Here I am again – with a cup of coffee starting my day. As I wrote yesterday, it has been a while since I’ve wanted that soothing cup to start my day. I woke up again with heavy thoughts. The 1st and 2nd Amendments to the US Constitution are indeed heavy subjects. We are living in frightening, unsettling times right now. Since I was a young child, I’ve used food as my drug of choice. I didn’t realize it then, but I now understand that I’ve struggled with emotional eating for most of my life. In recent years, I’ve gotten it under control primarily through awareness and mindfulness. We can’t fix anything unless we are aware or as “they” say: you can’t fix what you don’t know is broken. Typically my reaction to the stress and emotion of uncertainty I’ve been experiencing this year would be to eat a cheesecake. An entire cheesecake. I’m not doing that now. Instead, I’m feeling healthier, than I have for quite a while.

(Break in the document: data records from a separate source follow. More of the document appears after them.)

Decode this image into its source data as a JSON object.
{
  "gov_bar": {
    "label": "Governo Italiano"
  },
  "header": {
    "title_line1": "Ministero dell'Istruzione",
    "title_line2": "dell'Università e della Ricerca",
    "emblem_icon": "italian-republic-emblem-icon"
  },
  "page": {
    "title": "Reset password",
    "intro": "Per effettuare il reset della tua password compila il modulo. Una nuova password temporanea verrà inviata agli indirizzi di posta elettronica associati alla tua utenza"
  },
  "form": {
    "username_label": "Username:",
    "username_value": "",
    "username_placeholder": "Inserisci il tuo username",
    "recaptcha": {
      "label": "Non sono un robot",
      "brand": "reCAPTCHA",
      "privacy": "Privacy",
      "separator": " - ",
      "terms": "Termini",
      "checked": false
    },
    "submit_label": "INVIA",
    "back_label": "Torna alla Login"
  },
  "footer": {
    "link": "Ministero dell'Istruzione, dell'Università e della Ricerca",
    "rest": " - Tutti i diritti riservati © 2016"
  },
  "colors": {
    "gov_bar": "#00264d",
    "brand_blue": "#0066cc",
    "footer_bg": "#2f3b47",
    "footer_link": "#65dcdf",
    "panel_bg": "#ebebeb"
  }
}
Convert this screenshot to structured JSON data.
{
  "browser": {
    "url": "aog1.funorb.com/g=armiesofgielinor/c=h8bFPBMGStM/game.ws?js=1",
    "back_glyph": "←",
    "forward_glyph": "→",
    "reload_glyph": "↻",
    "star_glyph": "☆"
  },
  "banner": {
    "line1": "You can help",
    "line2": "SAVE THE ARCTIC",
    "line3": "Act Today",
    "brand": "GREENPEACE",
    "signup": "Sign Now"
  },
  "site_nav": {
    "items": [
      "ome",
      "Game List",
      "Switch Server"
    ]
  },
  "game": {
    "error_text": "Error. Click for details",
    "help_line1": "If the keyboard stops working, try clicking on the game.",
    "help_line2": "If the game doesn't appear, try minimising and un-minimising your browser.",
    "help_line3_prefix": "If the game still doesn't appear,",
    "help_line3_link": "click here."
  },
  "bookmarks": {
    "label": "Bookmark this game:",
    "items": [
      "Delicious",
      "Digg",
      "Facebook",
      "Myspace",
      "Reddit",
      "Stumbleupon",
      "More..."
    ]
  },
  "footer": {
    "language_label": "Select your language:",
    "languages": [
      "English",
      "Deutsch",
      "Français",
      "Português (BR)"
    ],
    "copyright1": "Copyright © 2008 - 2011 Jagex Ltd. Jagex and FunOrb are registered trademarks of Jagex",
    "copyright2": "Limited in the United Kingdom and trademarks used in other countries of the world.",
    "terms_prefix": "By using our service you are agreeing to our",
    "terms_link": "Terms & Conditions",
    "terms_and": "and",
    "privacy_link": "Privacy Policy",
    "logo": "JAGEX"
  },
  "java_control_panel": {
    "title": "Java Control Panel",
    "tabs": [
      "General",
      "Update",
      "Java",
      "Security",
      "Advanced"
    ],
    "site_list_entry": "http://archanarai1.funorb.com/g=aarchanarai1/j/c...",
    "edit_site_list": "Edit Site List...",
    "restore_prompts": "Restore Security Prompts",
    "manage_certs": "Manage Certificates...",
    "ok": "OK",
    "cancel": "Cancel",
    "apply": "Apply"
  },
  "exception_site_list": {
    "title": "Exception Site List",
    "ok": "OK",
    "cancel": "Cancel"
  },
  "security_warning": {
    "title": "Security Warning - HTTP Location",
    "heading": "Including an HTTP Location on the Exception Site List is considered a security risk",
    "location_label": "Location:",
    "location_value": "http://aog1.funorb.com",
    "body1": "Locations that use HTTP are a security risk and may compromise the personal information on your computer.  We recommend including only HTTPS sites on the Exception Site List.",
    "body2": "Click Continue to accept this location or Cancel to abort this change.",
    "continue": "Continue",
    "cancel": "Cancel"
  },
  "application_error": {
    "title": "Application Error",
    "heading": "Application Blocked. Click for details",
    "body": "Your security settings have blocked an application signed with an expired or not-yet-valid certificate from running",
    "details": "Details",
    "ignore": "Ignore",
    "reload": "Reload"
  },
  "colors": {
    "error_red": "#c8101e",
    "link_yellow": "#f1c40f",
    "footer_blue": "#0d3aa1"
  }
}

You can’t fix what you don’t know is broken. You have to be aware of what is broken before you can start the process of fixing it.
I’m aware that eating a cheesecake would have been my go-to response, and I’m equally aware that I have no real desire to do that. Instead, I’m drinking a cup of coffee and eating a protein chip cookie and will soon head to the gym to ride a stationary bike and do some strength training. The feeling of being healthier and lighter in body and spirit feels so much better than drugging myself with cheesecake. Maybe exercise is my new drug. I think it may be. I’m aware of that and I roll that thought around in my mind to see how it feels. It feels OK. It feels good, but I’m also very much aware of my need to keep myself balanced. Too much of a good thing is still too much. March – June I let myself get out of balance, I did too much. I was vaguely aware of it at the time, but it felt so good I kept doing it. Walking outdoors in the fresh air which is so meditative to me. Walking 5 – 9 miles a day, every day, up hills, down hills on pavement that wasn’t forgiving to my feet, and my always in a state of sprain right knee. Our bodies are ultimately in control and mind said: NOPE! That’s enough. After a week of barely being able to walk down my hallway, I have myself in better balance with my exercise. I exercise for the health of it because I can. I don’t take it for granted. I exercise my ability to improve my body, mind and spirit. Exercise truly is medicine. Dosage. It’s all in the dosage.
Two books that I recommend to my coaching clients are: “When you Eat at the Refrigerator, Pull up a Chair” by Geneen Roth and “Mindless Eating: Why We Eat More Than We Think” by Brian Wansink, Ph.D. I highly recommend that you give them a read. Awareness is power.
Stay HEALTHY. Be STRONG. Get AFTER It!
2 thoughts on “I’m Not Eating a Cheesecake”
As a pharmacist, I love your analogy of everything in doses! There are few things are absolutely good or bad for us – it’s all a matter of moderation – too much of a good thing turns bad, and too much a bad thing turns even worse. And there is no one dosage that works for everyone – comparison is not our friend. Just b/c it works for one person doesn’t mean that’s right for everyone!
Yes! Too much isn’t better, it’s just more. Thank you so much for reading and giving me your thoughts. Exercise truly is medicine and let’s keep spreading that good word.